I believe they were right to do so, even though, as Buzzfeed admitted, they already knew that the material was “not just unconfirmed: It includes some clear errors.” Given the dossier’s dodgy provenance—supposedly written by a former British intelligence operative originally commissioned by one of Trump’s Republican opponents and later hired by unnamed Democrats—there were good arguments for initially handling it with extreme suspicion, especially for news organizations that hold themselves to a higher standard than the Drudge Report.

But once the dossier was in circulation, among not only reporters on the intelligence and campaign beats but also politicians, intelligence officials, and law-enforcement agents—with President Obama and President-elect Trump both given official briefings on its contents—then yes, the people do have a right to know not just in summary terms but in detail what has been alleged. Even when those details include sexual conduct that many Americans (and the British daytime-television audience) might find shocking—unless, that is, they were fans of John Updike’s Rabbit Is Rich, which introduced “golden showers” into the (pardon the expression) mainstream way back in 1981.

Diverting as the details are—and given what Trump has not just admitted but boasted of doing in the past, such practices, even if true and captured for posterity by the FSB, are hardly likely to disqualify him—the central questions remain fundamentally political. Because Trump’s resemblance to a broken clock—right about the need to restore American manufacturing, and to seek common ground with Russia on issues ranging from Iran to nuclear proliferation to combating ISIS; wrong on just about everything else—isn’t just a problem for the left. Bernie Sanders seems to have figured out a way to challenge Trump without playing into the narrative of elitist derision; the rest of us are still struggling.

So it came as little surprise that the most cogent comment on Trump’s latest outrage came not from our side, but from National Review, which said: “If Trump can disprove some/any of the specific allegations in the report, it will likely do more to inoculate him than cripple him. If he can’t disprove any of the specific allegations, his presidency will be wounded, perhaps more mortally.”

That seems about right. As Lawfare and many others have pointed out, “the document contains…the kind of facts it should be possible to prove or disprove. This is a document about meetings that either took place or did not take place, stays in hotels that either happened or didn’t,” etc. Whatever the FBI and other government agencies have established to corroborate or discredit the leaked material should be made public. In the meantime, journalism should do its job—not by sniffing Trump’s hotel sheets but by reporting on his, and his campaign’s, contacts with Russian and other foreign government officials and agents.
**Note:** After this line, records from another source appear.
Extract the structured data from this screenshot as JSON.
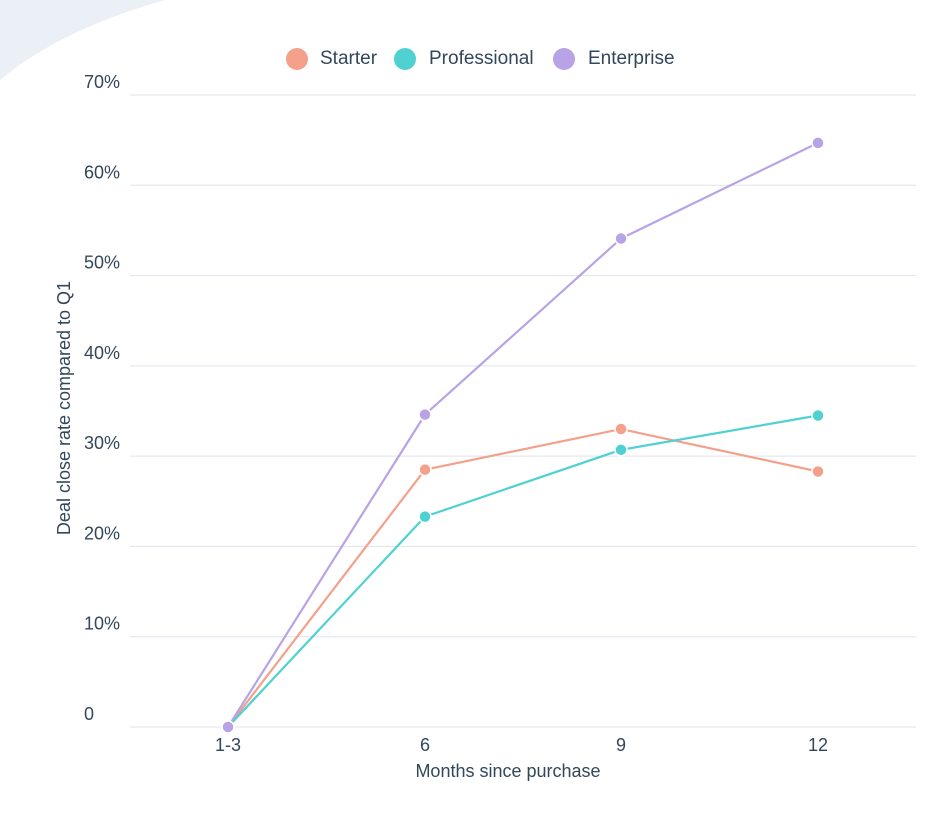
{
  "chart_data": {
    "type": "line",
    "categories": [
      "1-3",
      "6",
      "9",
      "12"
    ],
    "series": [
      {
        "name": "Starter",
        "color": "#f4a08a",
        "values": [
          0,
          28.5,
          33.0,
          28.3
        ]
      },
      {
        "name": "Professional",
        "color": "#4fd1d1",
        "values": [
          0,
          23.3,
          30.7,
          34.5
        ]
      },
      {
        "name": "Enterprise",
        "color": "#b8a3e6",
        "values": [
          0,
          34.6,
          54.1,
          64.7
        ]
      }
    ],
    "yticks": [
      0,
      10,
      20,
      30,
      40,
      50,
      60,
      70
    ],
    "ytick_labels": [
      "0",
      "10%",
      "20%",
      "30%",
      "40%",
      "50%",
      "60%",
      "70%"
    ],
    "ylim": [
      0,
      70
    ],
    "xlabel": "Months since purchase",
    "ylabel": "Deal close rate compared to Q1",
    "title": "",
    "grid": true,
    "legend_position": "top-center"
  },
  "colors": {
    "grid": "#dfe3eb",
    "axis_text": "#33475b",
    "background_accent": "#eaf0f6"
  }
}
Although he’s never made this claim—and indeed often forced us to think about it more than we want to—Trump’s sex life is his own affair. But his personal and family business ties to foreign autocrats—whether Russian, Chinese, or Emirati—should have been fully aired long before now. Today’s Twitterstorm doesn’t change that. Nor should it deny even Donald Trump the same presumption of innocence any American would be entitled to (though I wouldn’t want to argue the point with any of the Central Park Five).

And if the most serious charge proves true? If Trump or one of his employees did knowingly conspire with the agents of a hostile power to influence the American election in exchange for promises regarding US foreign policy? Trump’s mentor Roy Cohn sent the Rosenbergs to the electric chair for a lot less.